Wow. Tbh, I have no idea what is causing this, typeof items[0].json.text tells me the data coming from the Read PDF node is a valid string. I’ll see if I can revisit this when I have some more time on my hands, for now thanks so much for sharing a solution here @dickhoning!

This has indeed fixed it so that I can use the output of the Read PDF node but has broken my regex due to all the page breaks being converted to the literal “\n” :sweat_smile:

I think I’m going to have to put this project on pause because the Asana node has an issue now as well when I try to create a subtask for each item from the function node, the first item goes through and the rest have this cryptic error.

The second error is most likely due to an expression only working for the first item. Seems like asana is expecting a numeric value for your task field - which expression are you using for that field?

Definitely a numeric value, the gid of the parent task. Have tried it with the Asana node and the HTTP Node, (in JSON format) and both create the first item without problems and the second onwards all have the same 400 Error. The gid doesn’t change between tasks which is strange.

Hey @ugly, and this gid of the parent task would be fetched using an expression?
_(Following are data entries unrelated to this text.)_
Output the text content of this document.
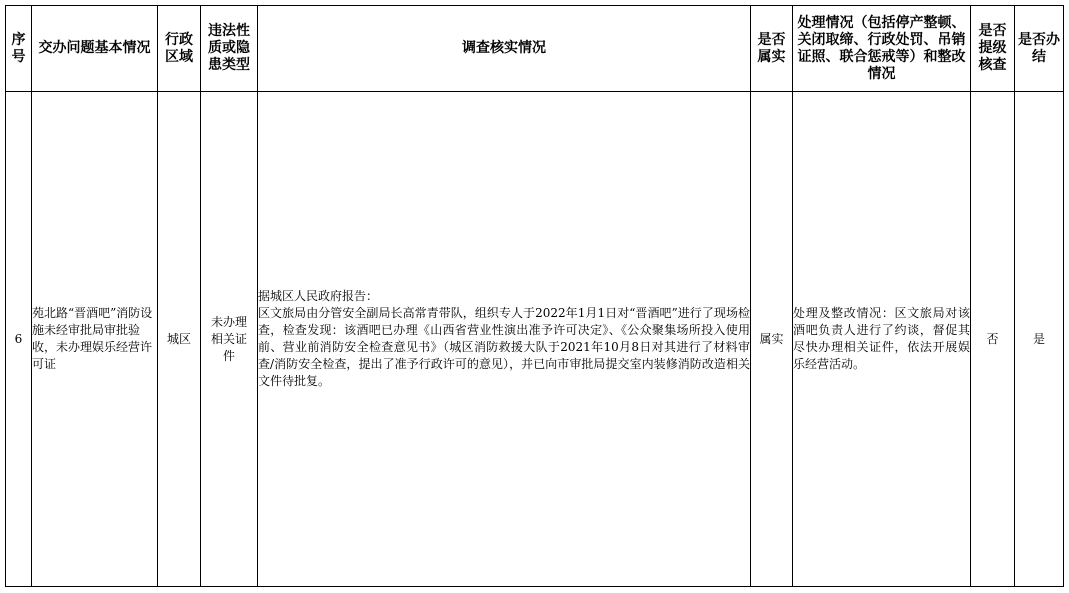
序号	交办问题基本情况	行政区域	违法性质或隐患类型	调查核实情况	是否属实	处理情况（包括停产整顿、关闭取缔、行政处罚、吊销证照、联合惩戒等）和整改情况	是否提级核查	是否办结
6	苑北路“晋酒吧”消防设施未经审批局审批验收，未办理娱乐经营许可证	城区	未办理相关证件	据城区人民政府报告：
区文旅局由分管安全副局长高常青带队，组织专人于2022年1月1日对“晋酒吧”进行了现场检查，检查发现：该酒吧已办理《山西省营业性演出准予许可决定》、《公众聚集场所投入使用前、营业前消防安全检查意见书》（城区消防救援大队于2021年10月8日对其进行了材料审查/消防安全检查，提出了准予行政许可的意见），并已向市审批局提交室内装修消防改造相关文件待批复。	属实	处理及整改情况：区文旅局对该酒吧负责人进行了约谈，督促其尽快办理相关证件，依法开展娱乐经营活动。	否	是
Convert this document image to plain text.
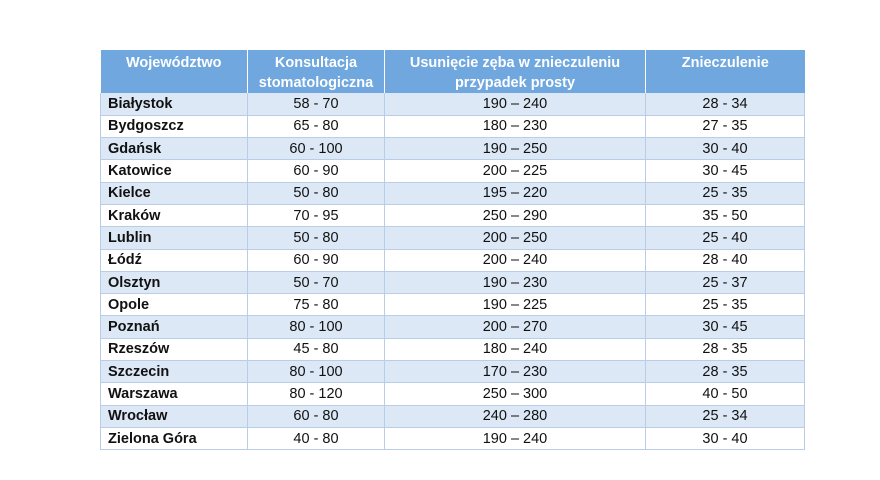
Województwo	Konsultacja stomatologiczna	Usunięcie zęba w znieczuleniu przypadek prosty	Znieczulenie
Białystok	58 - 70	190 – 240	28 - 34
Bydgoszcz	65 - 80	180 – 230	27 - 35
Gdańsk	60 - 100	190 – 250	30 - 40
Katowice	60 - 90	200 – 225	30 - 45
Kielce	50 - 80	195 – 220	25 - 35
Kraków	70 - 95	250 – 290	35 - 50
Lublin	50 - 80	200 – 250	25 - 40
Łódź	60 - 90	200 – 240	28 - 40
Olsztyn	50 - 70	190 – 230	25 - 37
Opole	75 - 80	190 – 225	25 - 35
Poznań	80 - 100	200 – 270	30 - 45
Rzeszów	45 - 80	180 – 240	28 - 35
Szczecin	80 - 100	170 – 230	28 - 35
Warszawa	80 - 120	250 – 300	40 - 50
Wrocław	60 - 80	240 – 280	25 - 34
Zielona Góra	40 - 80	190 – 240	30 - 40
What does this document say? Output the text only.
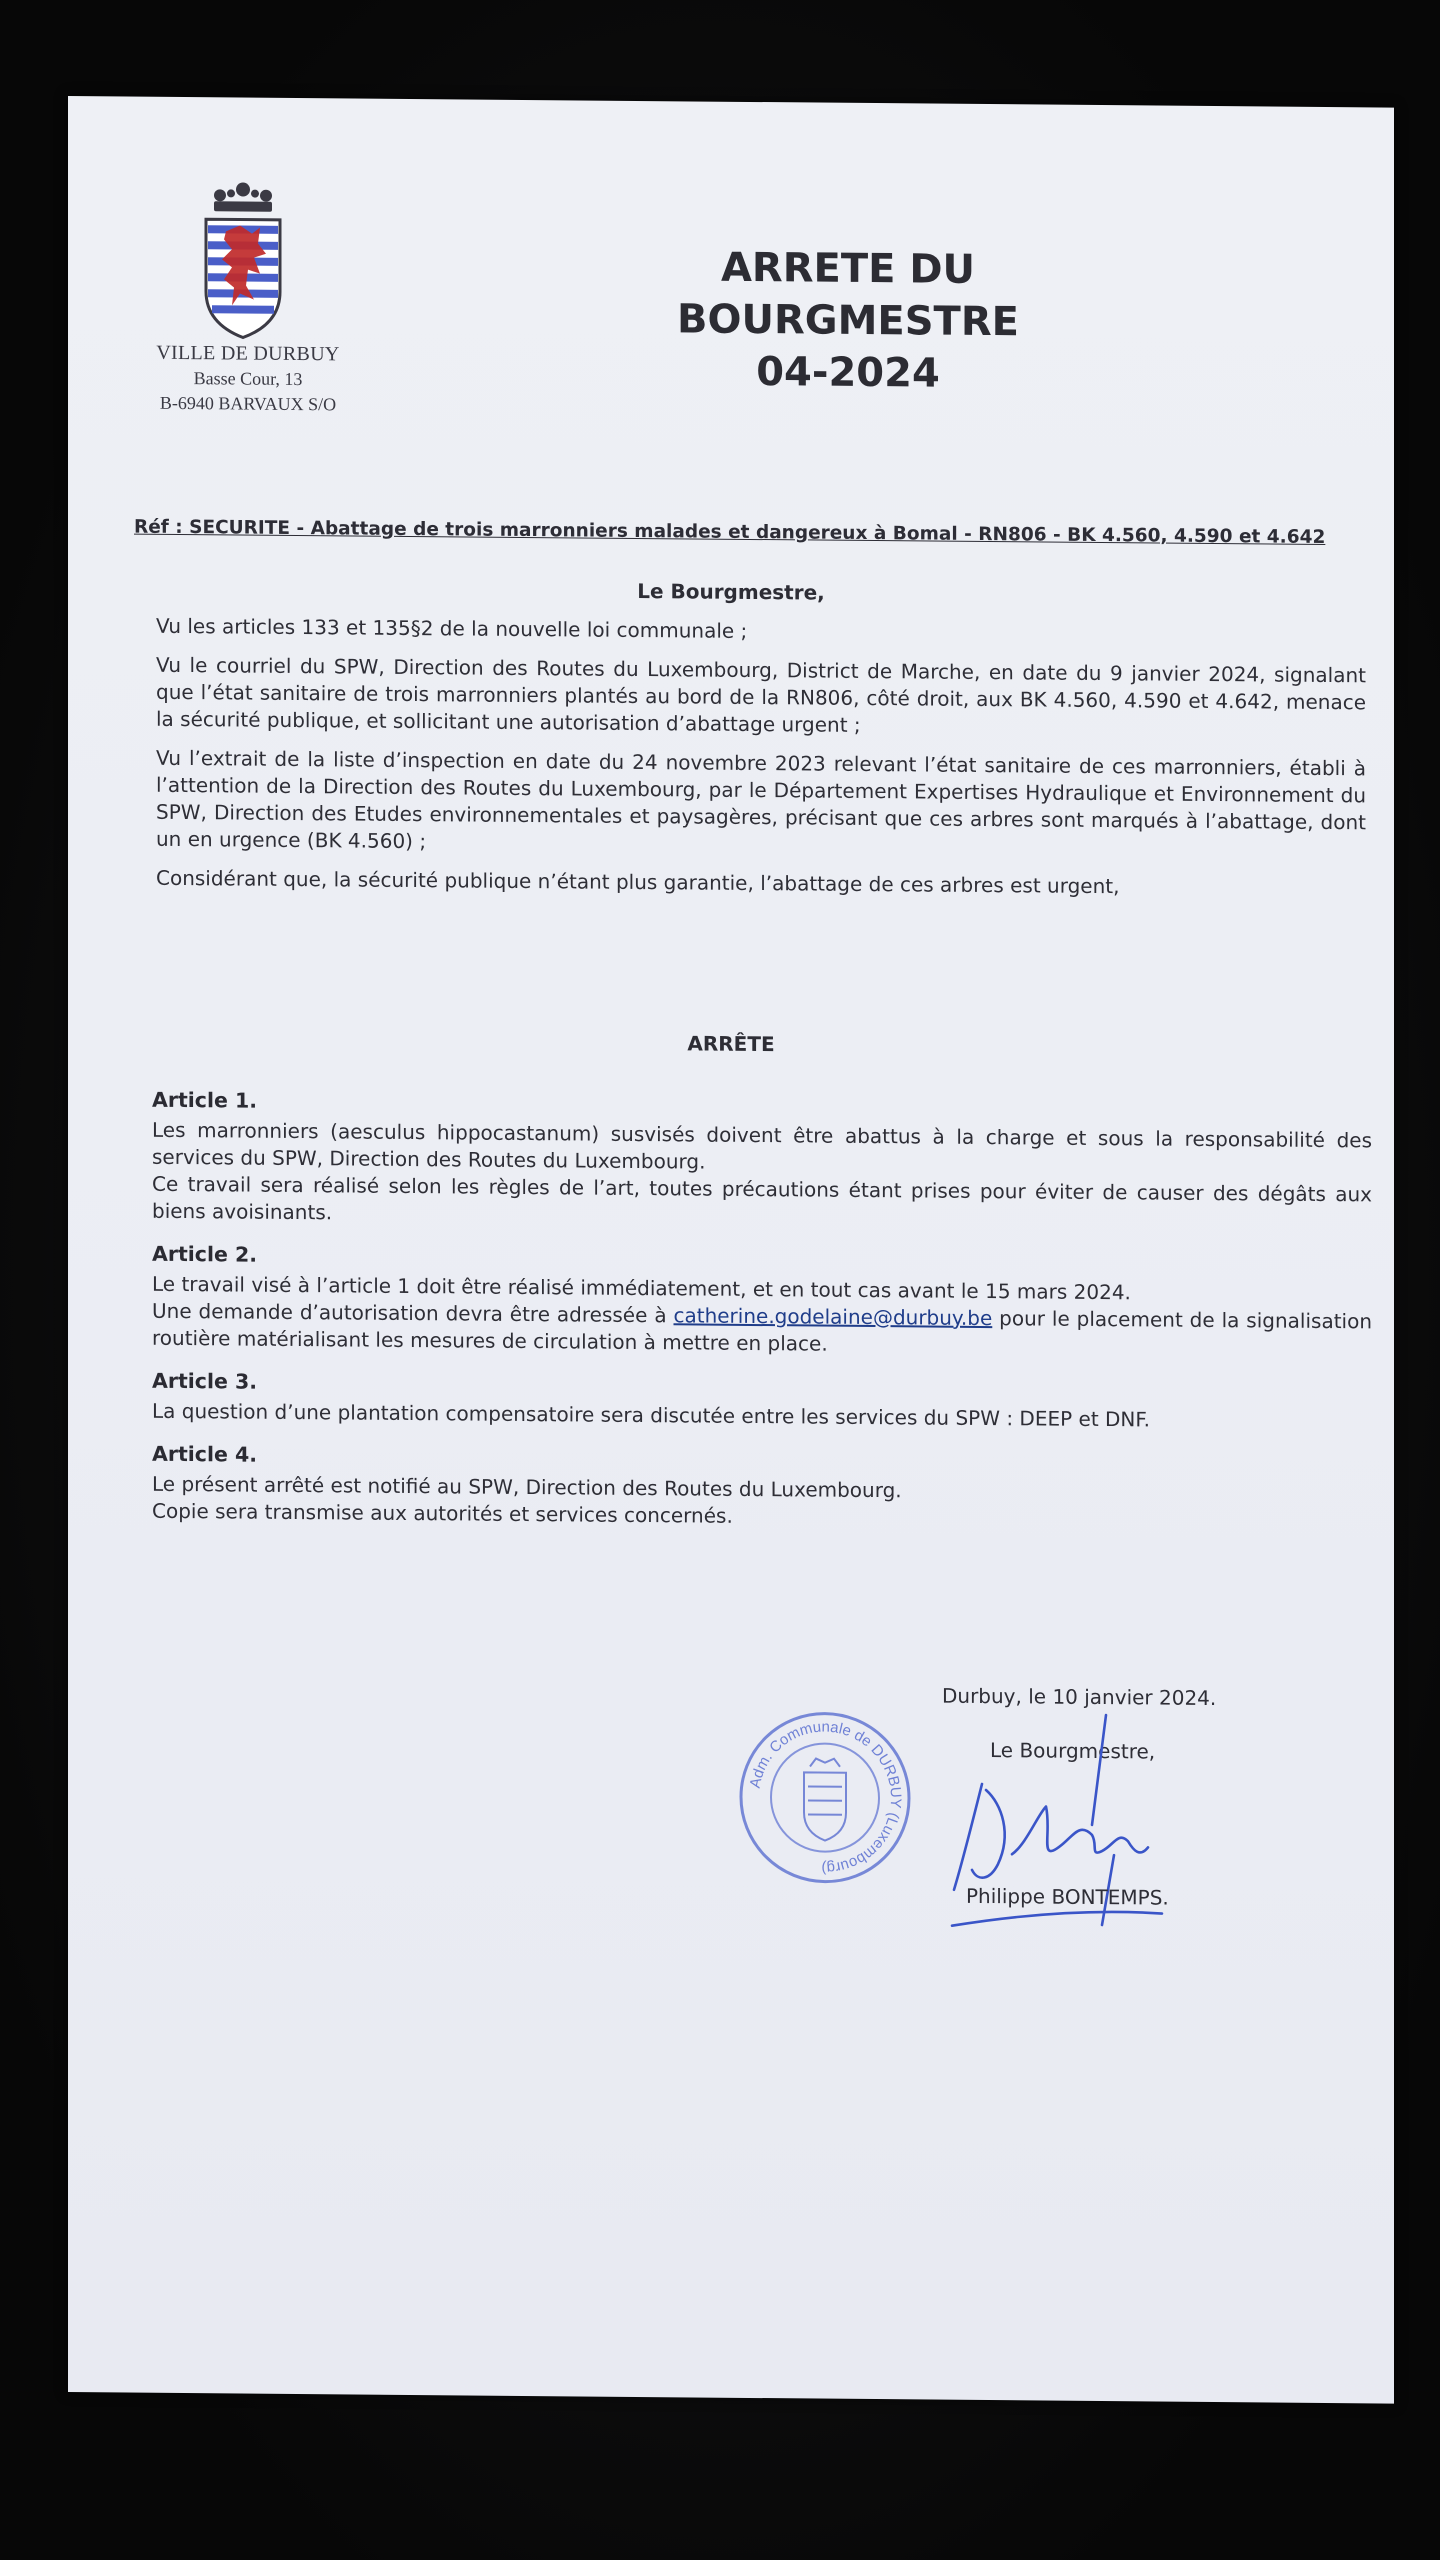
VILLE DE DURBUY
Basse Cour, 13
B-6940 BARVAUX S/O
ARRETE DU BOURGMESTRE
04-2024
Réf : SECURITE - Abattage de trois marronniers malades et dangereux à Bomal - RN806 - BK 4.560, 4.590 et 4.642
Le Bourgmestre,

Vu les articles 133 et 135§2 de la nouvelle loi communale ;

Vu le courriel du SPW, Direction des Routes du Luxembourg, District de Marche, en date du 9 janvier 2024, signalant que l’état sanitaire de trois marronniers plantés au bord de la RN806, côté droit, aux BK 4.560, 4.590 et 4.642, menace la sécurité publique, et sollicitant une autorisation d’abattage urgent ;

Vu l’extrait de la liste d’inspection en date du 24 novembre 2023 relevant l’état sanitaire de ces marronniers, établi à l’attention de la Direction des Routes du Luxembourg, par le Département Expertises Hydraulique et Environnement du SPW, Direction des Etudes environnementales et paysagères, précisant que ces arbres sont marqués à l’abattage, dont un en urgence (BK 4.560) ;

Considérant que, la sécurité publique n’étant plus garantie, l’abattage de ces arbres est urgent,

ARRÊTE

Article 1.

Les marronniers (aesculus hippocastanum) susvisés doivent être abattus à la charge et sous la responsabilité des services du SPW, Direction des Routes du Luxembourg.

Ce travail sera réalisé selon les règles de l’art, toutes précautions étant prises pour éviter de causer des dégâts aux biens avoisinants.

Article 2.

Le travail visé à l’article 1 doit être réalisé immédiatement, et en tout cas avant le 15 mars 2024.

Une demande d’autorisation devra être adressée à catherine.godelaine@durbuy.be pour le placement de la signalisation routière matérialisant les mesures de circulation à mettre en place.

Article 3.

La question d’une plantation compensatoire sera discutée entre les services du SPW : DEEP et DNF.

Article 4.

Le présent arrêté est notifié au SPW, Direction des Routes du Luxembourg.

Copie sera transmise aux autorités et services concernés.

Adm. Communale de DURBUY (Luxembourg)
Durbuy, le 10 janvier 2024.
Le Bourgmestre,
Philippe BONTEMPS.
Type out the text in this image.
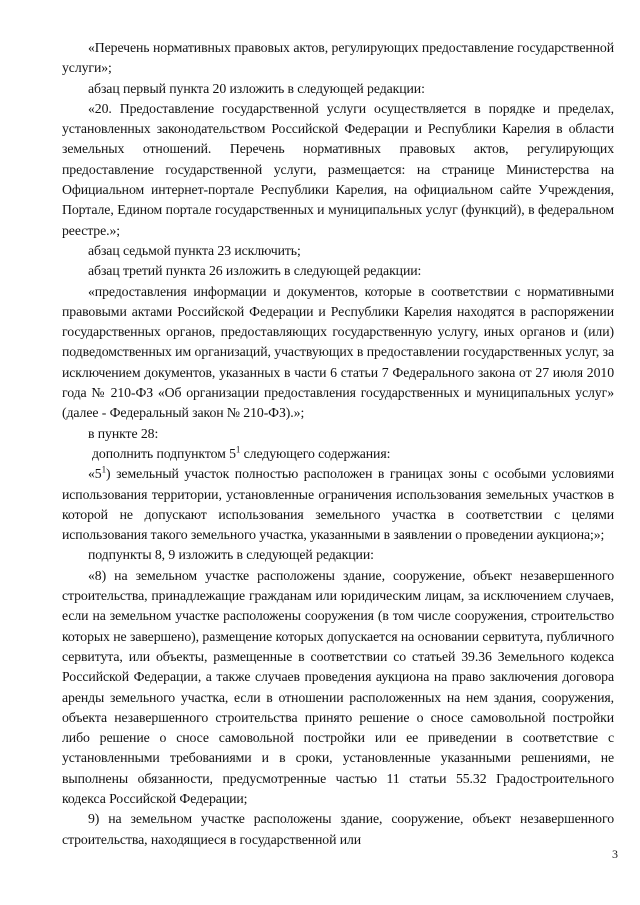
«Перечень нормативных правовых актов, регулирующих предоставление государственной услуги»;

абзац первый пункта 20 изложить в следующей редакции:

«20. Предоставление государственной услуги осуществляется в порядке и пределах, установленных законодательством Российской Федерации и Республики Карелия в области земельных отношений. Перечень нормативных правовых актов, регулирующих предоставление государственной услуги, размещается: на странице Министерства на Официальном интернет-портале Республики Карелия, на официальном сайте Учреждения, Портале, Едином портале государственных и муниципальных услуг (функций), в федеральном реестре.»;

абзац седьмой пункта 23 исключить;

абзац третий пункта 26 изложить в следующей редакции:

«предоставления информации и документов, которые в соответствии с нормативными правовыми актами Российской Федерации и Республики Карелия находятся в распоряжении государственных органов, предоставляющих государственную услугу, иных органов и (или) подведомственных им организаций, участвующих в предоставлении государственных услуг, за исключением документов, указанных в части 6 статьи 7 Федерального закона от 27 июля 2010 года № 210-ФЗ «Об организации предоставления государственных и муниципальных услуг» (далее - Федеральный закон № 210-ФЗ).»;

в пункте 28:

дополнить подпунктом $5^1$ следующего содержания:

«$5^1$) земельный участок полностью расположен в границах зоны с особыми условиями использования территории, установленные ограничения использования земельных участков в которой не допускают использования земельного участка в соответствии с целями использования такого земельного участка, указанными в заявлении о проведении аукциона;»;

подпункты 8, 9 изложить в следующей редакции:

«8) на земельном участке расположены здание, сооружение, объект незавершенного строительства, принадлежащие гражданам или юридическим лицам, за исключением случаев, если на земельном участке расположены сооружения (в том числе сооружения, строительство которых не завершено), размещение которых допускается на основании сервитута, публичного сервитута, или объекты, размещенные в соответствии со статьей 39.36 Земельного кодекса Российской Федерации, а также случаев проведения аукциона на право заключения договора аренды земельного участка, если в отношении расположенных на нем здания, сооружения, объекта незавершенного строительства принято решение о сносе самовольной постройки либо решение о сносе самовольной постройки или ее приведении в соответствие с установленными требованиями и в сроки, установленные указанными решениями, не выполнены обязанности, предусмотренные частью 11 статьи 55.32 Градостроительного кодекса Российской Федерации;

9) на земельном участке расположены здание, сооружение, объект незавершенного строительства, находящиеся в государственной или

3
Are you using $item(0) in your expression as described here?

If not, your expression would for the first item it processes try to read the first element from the node providing your gid value. Then for the second item if would try and read the second element from the node providing your gid value which I suspect might fail from the sounds of it.

1 Like

Hot damn I learned something new again, thanks @MutedJam! And thanks @dickhoning for the stringify hack!

I’d be interested in knowing what the problem with the Read PDF Node was if you do ever figure it out.